- Signature date: 15 April 1945
- Subject: On Ending the Second World War
- Number: 7 of 41 of the pontificate
- Text: In Latin; In English;

= Communium interpretes dolorum =

1945 papal encyclical by Pius XII

Communium interpretes dolorum is an encyclical by Pope Pius XII stating an urgent need for World War II to end, appealing for prayers for peace during the month of May, 1945. It was delivered in Rome, at St. Peter's Basilica on Sunday, 15 April 1945, in the seventh year of his pontificate.

==Content==
The encyclical states that the Pontiff, as interpreter of the universal anguish by which almost every nation is grievously distressed, desires to leave nothing undone to mitigate the numberless miseries and hasten the end of the great destruction. Men are unable to heal these great injuries. The human mind, blinded by hate and rivalry, cannot easily determine a just and equitable solution of affairs along with a fraternal agreement. Divine and human rights demand unequivocally that hideous slaughter cease as soon as possible.

The month of May of every year is dedicated to the Blessed Virgin Mother of God. The Pontiff asks all, especially the children, to pray through the intercession of Mary, that the peoples in discord, contention, and all kinds of misery, may be able to breathe again after their long-lasting distress and sorrow. Because of sins, men have turned away from God and created destruction.

- "Christian morals must be renewed both public and private life," he quotes Augustine, the Bishop of Hippo. "Change the heart and the work will be changed. Eradicate cupidity and plant charity." "Do you want peace? Do justice, and you will have peace. Justice and peace kiss one another."

It will not be easy to achieve peace in the middle of such great destruction. Many are still angry and hateful. Peace must be tempered by the impartial scale of justice, which embraces in fraternal charity all peoples and all nations and which does not bear hidden germs of discord and strife. Therefore, those who must come to agreement in this most grave cause, and those on whose recommendations not only the fate of their nations depends, but also the relationships of all mankind and the future course of the ages, especially need celestial help.

The Pope reminds of the many refugees, who are fugitives banished from their homeland and longing to once again see their own homes; for prisoners, and for those who lie in numberless hospitals. For these and for all others afflicted by this conflict he asks for prayers to the most merciful Mother of God.

== Analysis ==
The beginning of the encyclical is marked by the expression of a dramatic setting for the European continent, scarred by hatred, disagreement and destruction proportioned by war. This introduction is contrasted with the general, hopeful, tone of the document, with the pontiff looking to a future "radiating with hope".

In fact, for the pontiff, the key for this bright future lies on justice, a virtue intrinsically tied to peace.

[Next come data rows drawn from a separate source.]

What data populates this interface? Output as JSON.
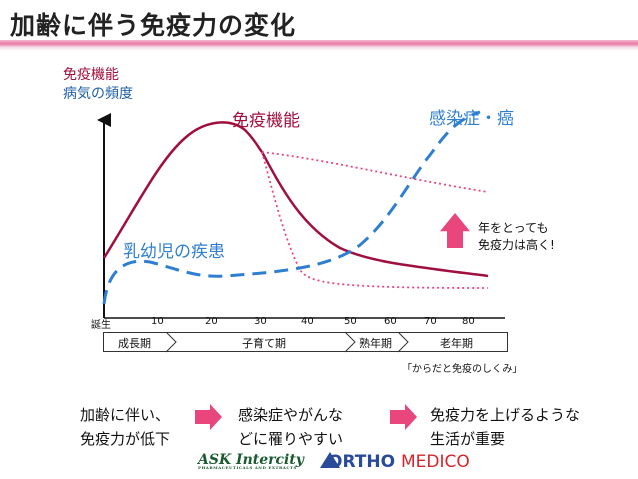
{
  "title": "加齢に伴う免疫力の変化",
  "y_axis": {
    "line1": "免疫機能",
    "line2": "病気の頻度"
  },
  "labels": {
    "immune": "免疫機能",
    "infection": "感染症・癌",
    "infant": "乳幼児の疾患",
    "aging_line1": "年をとっても",
    "aging_line2": "免疫力は高く!"
  },
  "x_ticks": [
    "誕生",
    "10",
    "20",
    "30",
    "40",
    "50",
    "60",
    "70",
    "80"
  ],
  "stages": [
    "成長期",
    "子育て期",
    "熟年期",
    "老年期"
  ],
  "source": "「からだと免疫のしくみ」",
  "steps": [
    {
      "line1": "加齢に伴い、",
      "line2": "免疫力が低下"
    },
    {
      "line1": "感染症やがんな",
      "line2": "どに罹りやすい"
    },
    {
      "line1": "免疫力を上げるような",
      "line2": "生活が重要"
    }
  ],
  "logos": {
    "ask": "ASK Intercity",
    "ask_sub": "PHARMACEUTICALS AND EXTRACTS",
    "ortho": "ORTHO",
    "medico": "MEDICO"
  },
  "colors": {
    "immune": "#a0103e",
    "infection": "#2f7fd0",
    "accent_pink": "#e8467c",
    "rule": "#e97aa3"
  }
}
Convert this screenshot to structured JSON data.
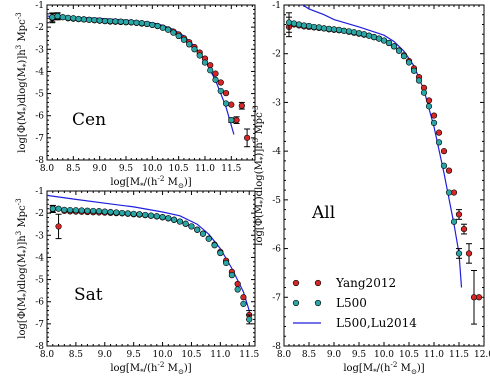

But something more must be sought from the divine Redeemer and His most holy Mother by prayer and penance. We must seek a true and sincere peace, that may quickly end this calamitous and bloody conflict. In the midst of such great destruction and perturbation of affairs, while many are still angry and inimical to one another, it is certainly not easy to achieve such a peace. Peace must be tempered by the impartial scale of justice, which embraces in fraternal charity all peoples and all nations and which does not bear hidden germs of discord and strife.
— Pope Pius XII, Paragraphs 4 and 5

The encyclical was also analyzed as a part of a trilogy of documents by Pope Pius XII about the future of post-war Europe as seen by the Pope, initiating from a more pastoral position until a more openly political tone. This trilogy is made by the encyclicals Communium Interpretes Dolororum, Fulgens radiatur and Summi Maeroris, seen as contrasting to the pontiff's "silence" in the years of World War II.